Os produtores brasileiros têm valorizado cada vez mais a qualidade industrial do trigo. No Paraná, principal produtor de trigo do Brasil, a tendência se confirma e o Estado tornou-se grande fornecedor de matéria-prima para os fabricantes de pães. Muita coisa mudou na relação entre o campo e a indústria. Cerca de 15 anos atrás, nos tempos do subsídio, o governo determinava a política de abastecimento. Com o advento do livre mercado, os produtores tiveram que administrar mais um fator, além de plantar e colher bem: buscar um tipo de grão para atender as especificações da indústria. Estão conseguindo.
A mudança de mentalidade ocorreu por causa da privatização da produção do trigo. No início, o governo comprava toda a produção nacional. Com a mudança na legislação, na década de 90, os próprios produtores passaram a comercializar o trigo com as indústrias de massas.

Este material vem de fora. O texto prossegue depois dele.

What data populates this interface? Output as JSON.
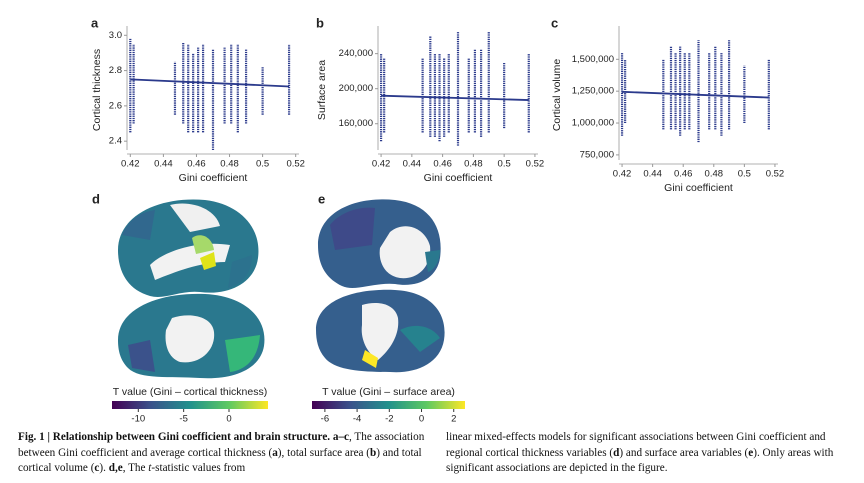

As características dos grãos tornaram-se tão importante quanto o tipo de solo e o clima perfeito, tão valorizados em décadas passadas. ''A finalidade da semente vem descrita na embalagem e o produtor tem autonomia para escolher que tipo de trigo plantar. Mesmo assim, ainda é importante adaptar a semente ao solo e clima ideais'', comentou o engenheiro agrônomo do Departamento de Economia Rural (Deral) Otmar Hubner.
O agrônomo ressalta que a produção nacional de trigo em 2003 foi de 5,8 milhões de t, sendo o Paraná responsável por 53% da colheita. Hubner prevê a mesma produção para 2004, mesmo com o aumento de 8% da área produtiva do Estado. ''A safra passada teve produtividade recorde. Este ano, o plantio começou com atraso, mas o clima estável deve favorecer a lavoura'', afirmou. Os próprios agricultores paranaenses produziram as 210 mil t de sementes certificadas disponíveis para a safra de trigo deste ano.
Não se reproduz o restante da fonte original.